My two cents, the interviews here are going to help them assess how you work your way through problems, how you think and process, and how you communicate. That is a very valuable signal to get out of someone you're potentially going to be in the trenches collaborating with. That is the true value behind these route sets of challenges, much more son than "can this person code?"

We've hired engineers that have been absolutely amazing teammates in our department that on paper have had wonky technical interview questions, but it was because of the attitude and their approach in the moment that won us over.

They know you can code, they can see the OSS. The "hoops" here are for the intangibles.

1 comments

I have hired quite a few interview candidates that did AMAZING on the interviews and code tests, but turned out to be terrible programmers when it came to real world problems and/or team dynamics.

I've also had candidates that utterly bombed their interviews, but we gave them a chance and they turned out to be some of the best employees we ever had.

Unless someone's daily job is going to actually be writing leet puzzle code all day, leet puzzle code tests don't tell you all that much about how someone can actually perform their job, especially when under the pressure of a stressful interview environment.

I'm at a point now where I firmly believe that what all these leet code tests are actually about is GATEKEEPING. It's about making devs feel smug about themselves as they administer the test to the candidate, and it's about inflating their own egos.
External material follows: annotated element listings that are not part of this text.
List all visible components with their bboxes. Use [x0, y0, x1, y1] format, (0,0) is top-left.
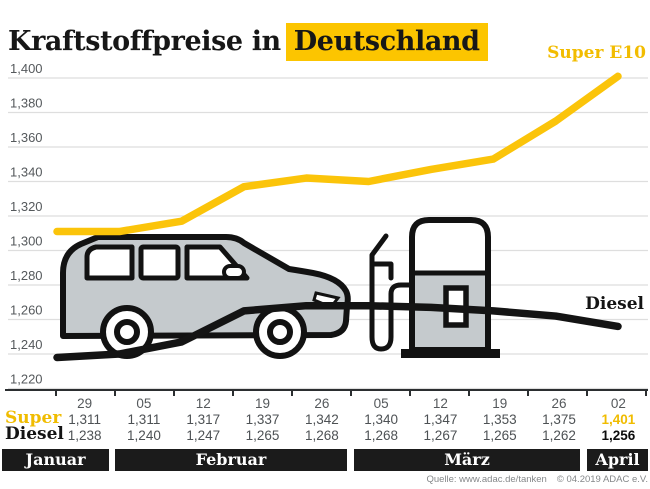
dates-cell: 26 [551, 396, 567, 411]
y-tick-label: 1,220 [10, 372, 43, 387]
axis-tick [114, 391, 116, 396]
axis-tick [527, 391, 529, 396]
axis-tick [232, 391, 234, 396]
dates-cell: 05 [136, 396, 152, 411]
month-band-maerz: März [354, 449, 580, 471]
diesel-cell: 1,238 [67, 428, 102, 443]
row-label-super: Super [5, 408, 62, 428]
diesel-cell: 1,256 [601, 428, 636, 443]
month-band-april: April [587, 449, 648, 471]
diesel-cell: 1,240 [127, 428, 161, 443]
pump-hose [369, 233, 414, 352]
y-tick-label: 1,380 [10, 96, 43, 111]
title-prefix: Kraftstoffpreise in [8, 26, 281, 58]
table-row-dates: 29 05 12 19 26 05 12 19 26 02 [55, 396, 648, 411]
car-mirror [222, 264, 246, 280]
diesel-cell: 1,267 [423, 428, 458, 443]
axis-tick [645, 391, 647, 396]
diesel-cell: 1,247 [186, 428, 221, 443]
series-label-super-e10: Super E10 [547, 43, 646, 63]
super-cell: 1,375 [542, 412, 576, 427]
y-tick-label: 1,260 [10, 303, 43, 318]
dates-cell: 26 [314, 396, 330, 411]
copyright-text: © 04.2019 ADAC e.V. [556, 474, 648, 485]
axis-tick [409, 391, 411, 396]
axis-tick [586, 391, 588, 396]
super-cell: 1,340 [364, 412, 399, 427]
page-title: Kraftstoffpreise in Deutschland [8, 23, 488, 62]
y-tick-label: 1,340 [10, 165, 43, 180]
diesel-cell: 1,262 [542, 428, 576, 443]
dates-cell: 12 [432, 396, 448, 411]
y-axis-labels: 1,400 1,380 1,360 1,340 1,320 1,300 1,280 1,260… [10, 61, 43, 387]
table-row-diesel: 1,238 1,240 1,247 1,265 1,268 1,268 1,267 1,265… [55, 428, 648, 443]
dates-cell: 05 [373, 396, 389, 411]
super-cell: 1,342 [304, 412, 339, 427]
table-row-super: 1,311 1,311 1,317 1,337 1,342 1,340 1,347 1,353… [55, 412, 648, 427]
diesel-cell: 1,268 [304, 428, 339, 443]
y-tick-label: 1,320 [10, 199, 43, 214]
super-cell: 1,337 [245, 412, 280, 427]
axis-tick [55, 391, 57, 396]
super-cell: 1,347 [423, 412, 458, 427]
month-band-februar: Februar [115, 449, 347, 471]
title-highlight: Deutschland [285, 23, 488, 62]
fuel-pump-illustration [369, 217, 500, 358]
super-cell: 1,311 [68, 412, 102, 427]
y-tick-label: 1,400 [10, 61, 43, 76]
dates-cell: 12 [195, 396, 211, 411]
dates-cell: 29 [77, 396, 93, 411]
super-cell: 1,353 [482, 412, 517, 427]
y-tick-label: 1,360 [10, 130, 43, 145]
row-label-diesel: Diesel [5, 424, 64, 444]
source-note: Quelle: www.adac.de/tanken © 04.2019 ADAC… [426, 474, 648, 485]
axis-tick [173, 391, 175, 396]
super-cell: 1,311 [127, 412, 161, 427]
dates-cell: 19 [255, 396, 271, 411]
super-cell: 1,317 [186, 412, 221, 427]
y-tick-label: 1,280 [10, 268, 43, 283]
diesel-cell: 1,265 [245, 428, 280, 443]
series-label-diesel: Diesel [585, 294, 644, 314]
axis-tick [350, 391, 352, 396]
car-wheel-front [253, 305, 307, 359]
diesel-cell: 1,268 [364, 428, 399, 443]
y-tick-label: 1,240 [10, 337, 43, 352]
price-chart: 1,400 1,380 1,360 1,340 1,320 1,300 1,280 1,260… [8, 61, 648, 390]
car-wheel-rear [100, 305, 154, 359]
source-text: Quelle: www.adac.de/tanken [426, 474, 547, 485]
pump-base [401, 349, 500, 358]
axis-tick [468, 391, 470, 396]
diesel-cell: 1,265 [482, 428, 517, 443]
series-lines [53, 72, 622, 362]
month-band-januar: Januar [2, 449, 109, 471]
axis-tick [291, 391, 293, 396]
diesel-line [53, 301, 622, 362]
super-cell: 1,401 [601, 412, 636, 427]
dates-cell: 02 [610, 396, 626, 411]
y-tick-label: 1,300 [10, 234, 43, 249]
x-axis-line [5, 389, 648, 391]
super-e10-line [53, 72, 622, 236]
car-illustration [60, 234, 351, 359]
dates-cell: 19 [492, 396, 508, 411]
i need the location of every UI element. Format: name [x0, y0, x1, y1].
It's basically just a form of hazing. After all, anyone can ace those puzzles if they study them beforehand. You might as well be hiring them based off of whether or not they can solve a Rubik's cube.

So I stopped doing those types of interviews. I have a "gut check" conversation with the dev to get a rough sense of their skill level, and then I might hire them on a contract basis to do REAL work on my projects. If I like their work, I might hire them full time. It's the ONLY REAL way to find out how someone actually works, and whether or not you get along with them.